Ingrid había cambiado de casa, pero no había cambiado de costumbre con respecto a las sirvientas: se las buscaba de la Tierra del Fuego, del Kilimanjaro o del Círculo Polar Ártico.

—Soy Montalbano.

—¿«Kómo» tú decir?

Debía de ser una aborigen australiana. Un coloquio entre ella y Catarella hubiera sido memorable.

—Montalbano. ¿Está la señora Ingrid?

—Ella «ki» está «komiendo».

—¿Le quieres avisar?

Transcurrieron varios minutos. De no haber oído unas voces de fondo, el comisario habría pensado que se había cortado la comunicación.

—¿Con quién hablo? —preguntó finalmente Ingrid, en tono circunspecto.

—Soy Montalbano.

—¡Eres tú, Salvo! La chica me ha dicho que había un hortelano al teléfono. ¡Cuánto me alegra oírte!

—Ingrid, lo siento muchísimo, pero necesito tu ayuda.

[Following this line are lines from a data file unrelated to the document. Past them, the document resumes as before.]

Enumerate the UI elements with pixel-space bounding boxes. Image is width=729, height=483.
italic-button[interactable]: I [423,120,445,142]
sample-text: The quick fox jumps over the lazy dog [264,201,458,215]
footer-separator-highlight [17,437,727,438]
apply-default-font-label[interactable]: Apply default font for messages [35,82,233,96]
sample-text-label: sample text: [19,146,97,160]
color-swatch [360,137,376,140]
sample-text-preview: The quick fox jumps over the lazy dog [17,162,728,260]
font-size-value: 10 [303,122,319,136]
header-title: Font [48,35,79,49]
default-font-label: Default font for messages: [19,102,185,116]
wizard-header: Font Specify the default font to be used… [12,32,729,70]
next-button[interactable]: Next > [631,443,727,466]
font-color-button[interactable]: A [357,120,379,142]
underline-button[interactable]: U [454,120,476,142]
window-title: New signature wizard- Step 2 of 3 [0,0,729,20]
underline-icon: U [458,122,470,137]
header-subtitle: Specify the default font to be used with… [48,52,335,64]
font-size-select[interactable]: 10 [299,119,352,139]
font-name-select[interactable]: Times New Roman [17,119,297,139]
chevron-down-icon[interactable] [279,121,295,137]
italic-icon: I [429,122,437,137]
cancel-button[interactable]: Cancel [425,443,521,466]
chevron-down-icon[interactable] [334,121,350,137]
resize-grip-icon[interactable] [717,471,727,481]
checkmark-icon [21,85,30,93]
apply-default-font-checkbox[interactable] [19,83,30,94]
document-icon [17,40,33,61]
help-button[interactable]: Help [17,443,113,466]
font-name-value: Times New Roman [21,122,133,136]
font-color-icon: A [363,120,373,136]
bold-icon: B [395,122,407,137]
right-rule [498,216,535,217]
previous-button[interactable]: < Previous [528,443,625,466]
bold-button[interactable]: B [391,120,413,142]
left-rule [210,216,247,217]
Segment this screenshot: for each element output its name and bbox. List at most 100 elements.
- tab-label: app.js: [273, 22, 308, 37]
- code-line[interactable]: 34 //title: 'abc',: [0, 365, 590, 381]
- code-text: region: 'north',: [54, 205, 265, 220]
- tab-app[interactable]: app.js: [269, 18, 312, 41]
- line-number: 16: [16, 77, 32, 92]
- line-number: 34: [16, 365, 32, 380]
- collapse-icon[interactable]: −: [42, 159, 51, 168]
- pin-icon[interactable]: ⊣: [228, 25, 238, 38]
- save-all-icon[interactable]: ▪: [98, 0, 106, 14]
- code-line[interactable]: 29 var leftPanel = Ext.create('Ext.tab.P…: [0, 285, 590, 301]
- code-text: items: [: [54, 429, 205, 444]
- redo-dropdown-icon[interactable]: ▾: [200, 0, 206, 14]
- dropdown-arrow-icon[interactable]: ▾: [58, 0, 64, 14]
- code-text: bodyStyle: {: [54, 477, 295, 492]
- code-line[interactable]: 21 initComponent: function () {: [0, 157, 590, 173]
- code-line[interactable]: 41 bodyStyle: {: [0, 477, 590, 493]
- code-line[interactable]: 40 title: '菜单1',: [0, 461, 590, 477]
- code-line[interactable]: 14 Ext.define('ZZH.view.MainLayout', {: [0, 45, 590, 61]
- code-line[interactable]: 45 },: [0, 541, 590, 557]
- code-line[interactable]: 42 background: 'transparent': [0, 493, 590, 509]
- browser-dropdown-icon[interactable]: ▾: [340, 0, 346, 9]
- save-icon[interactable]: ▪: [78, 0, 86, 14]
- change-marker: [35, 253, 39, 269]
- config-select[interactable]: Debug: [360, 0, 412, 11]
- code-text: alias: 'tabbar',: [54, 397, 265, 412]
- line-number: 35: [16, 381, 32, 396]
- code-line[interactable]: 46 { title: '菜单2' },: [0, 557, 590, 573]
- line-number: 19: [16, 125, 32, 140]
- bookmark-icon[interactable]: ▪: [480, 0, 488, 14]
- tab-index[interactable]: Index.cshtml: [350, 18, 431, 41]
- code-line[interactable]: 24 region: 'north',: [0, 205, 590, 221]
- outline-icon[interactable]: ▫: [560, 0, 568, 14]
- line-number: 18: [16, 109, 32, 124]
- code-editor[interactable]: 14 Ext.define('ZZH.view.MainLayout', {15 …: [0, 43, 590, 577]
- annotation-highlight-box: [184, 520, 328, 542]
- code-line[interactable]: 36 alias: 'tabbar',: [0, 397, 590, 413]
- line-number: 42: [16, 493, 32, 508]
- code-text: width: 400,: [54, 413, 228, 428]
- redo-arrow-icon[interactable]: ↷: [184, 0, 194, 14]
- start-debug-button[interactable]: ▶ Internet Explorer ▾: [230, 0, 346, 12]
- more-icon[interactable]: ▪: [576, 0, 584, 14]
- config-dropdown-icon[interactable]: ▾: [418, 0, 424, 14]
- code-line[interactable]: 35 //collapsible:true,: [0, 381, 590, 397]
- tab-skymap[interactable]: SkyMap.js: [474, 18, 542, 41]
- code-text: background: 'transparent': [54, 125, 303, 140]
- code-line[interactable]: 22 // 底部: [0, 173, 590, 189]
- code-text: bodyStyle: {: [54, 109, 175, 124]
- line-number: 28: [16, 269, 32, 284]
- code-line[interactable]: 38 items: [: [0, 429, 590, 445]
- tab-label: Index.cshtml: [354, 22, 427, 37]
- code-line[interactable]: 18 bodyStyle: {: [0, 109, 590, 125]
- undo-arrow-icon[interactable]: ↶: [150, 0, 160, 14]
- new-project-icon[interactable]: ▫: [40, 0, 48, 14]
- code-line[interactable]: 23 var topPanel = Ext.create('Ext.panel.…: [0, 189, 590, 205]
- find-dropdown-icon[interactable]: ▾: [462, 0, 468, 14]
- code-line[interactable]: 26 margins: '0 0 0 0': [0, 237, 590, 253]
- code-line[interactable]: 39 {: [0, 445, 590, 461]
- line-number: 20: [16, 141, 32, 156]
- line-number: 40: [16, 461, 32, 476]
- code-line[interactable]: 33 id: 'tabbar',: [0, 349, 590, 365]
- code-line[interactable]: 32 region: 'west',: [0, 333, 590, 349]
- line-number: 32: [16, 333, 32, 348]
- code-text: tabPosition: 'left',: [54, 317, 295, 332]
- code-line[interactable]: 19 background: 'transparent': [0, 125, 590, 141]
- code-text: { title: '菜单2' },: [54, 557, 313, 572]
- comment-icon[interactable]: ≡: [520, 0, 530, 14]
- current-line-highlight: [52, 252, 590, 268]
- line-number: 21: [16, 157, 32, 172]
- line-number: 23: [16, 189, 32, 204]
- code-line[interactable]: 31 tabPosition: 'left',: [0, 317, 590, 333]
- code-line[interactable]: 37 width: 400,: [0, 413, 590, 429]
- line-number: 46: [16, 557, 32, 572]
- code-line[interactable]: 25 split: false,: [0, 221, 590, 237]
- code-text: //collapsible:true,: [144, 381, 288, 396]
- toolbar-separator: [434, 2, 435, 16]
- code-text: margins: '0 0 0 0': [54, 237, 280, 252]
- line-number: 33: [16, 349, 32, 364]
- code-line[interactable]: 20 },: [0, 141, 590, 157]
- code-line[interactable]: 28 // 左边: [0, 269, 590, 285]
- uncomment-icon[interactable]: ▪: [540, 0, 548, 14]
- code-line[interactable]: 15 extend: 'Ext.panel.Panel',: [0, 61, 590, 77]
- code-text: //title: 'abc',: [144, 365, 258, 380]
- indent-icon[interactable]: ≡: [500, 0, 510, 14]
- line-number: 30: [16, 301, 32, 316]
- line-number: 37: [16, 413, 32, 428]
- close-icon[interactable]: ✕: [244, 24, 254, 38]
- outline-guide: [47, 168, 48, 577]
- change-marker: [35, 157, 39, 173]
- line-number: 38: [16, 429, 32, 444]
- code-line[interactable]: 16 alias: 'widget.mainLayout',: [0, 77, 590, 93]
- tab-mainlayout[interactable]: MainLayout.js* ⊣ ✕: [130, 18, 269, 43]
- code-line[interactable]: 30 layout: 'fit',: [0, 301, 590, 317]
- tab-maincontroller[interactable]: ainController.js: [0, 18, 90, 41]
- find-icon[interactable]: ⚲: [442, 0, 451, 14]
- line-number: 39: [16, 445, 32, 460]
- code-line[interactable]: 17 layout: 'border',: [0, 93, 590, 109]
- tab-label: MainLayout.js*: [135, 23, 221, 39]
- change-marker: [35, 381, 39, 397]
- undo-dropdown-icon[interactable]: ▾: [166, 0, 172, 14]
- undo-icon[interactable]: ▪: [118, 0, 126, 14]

—¡Tú te acuerdas de mí sólo cuando te puedo ser útil!

—¡Vamos, Ingrid! Se trata de una cosa muy seria.

—De acuerdo, ¿qué quieres?

—¿Mañana por la noche podríamos cenar juntos?

—Claro que sí. Lo dejo todo. ¿Dónde nos vemos?

—En el bar de Marinella, como siempre. A las ocho, si para ti no es demasiado temprano.

Colgó el teléfono, contento y turbado a la vez. Mimì lo había colocado en una situación muy desagradable: ¿qué expresión debería adoptar y qué palabras podría utilizar para hacer preguntas a Ingrid acerca de una amiga suya que se depilaba? Ya se estaba viendo colorado como un tomate y bañado en sudor, balbuciendo preguntas incomprensibles a una sueca cada vez más muerta de risa… De repente, se quedo petrificado. Puede que hubiera una salida. Si Nenè Sanfilippo había introducido en el ordenador su epistolario erótico, ¿no cabía la posibilidad de que…?

Cogió las llaves del apartamento de Via Cavour y salió corriendo.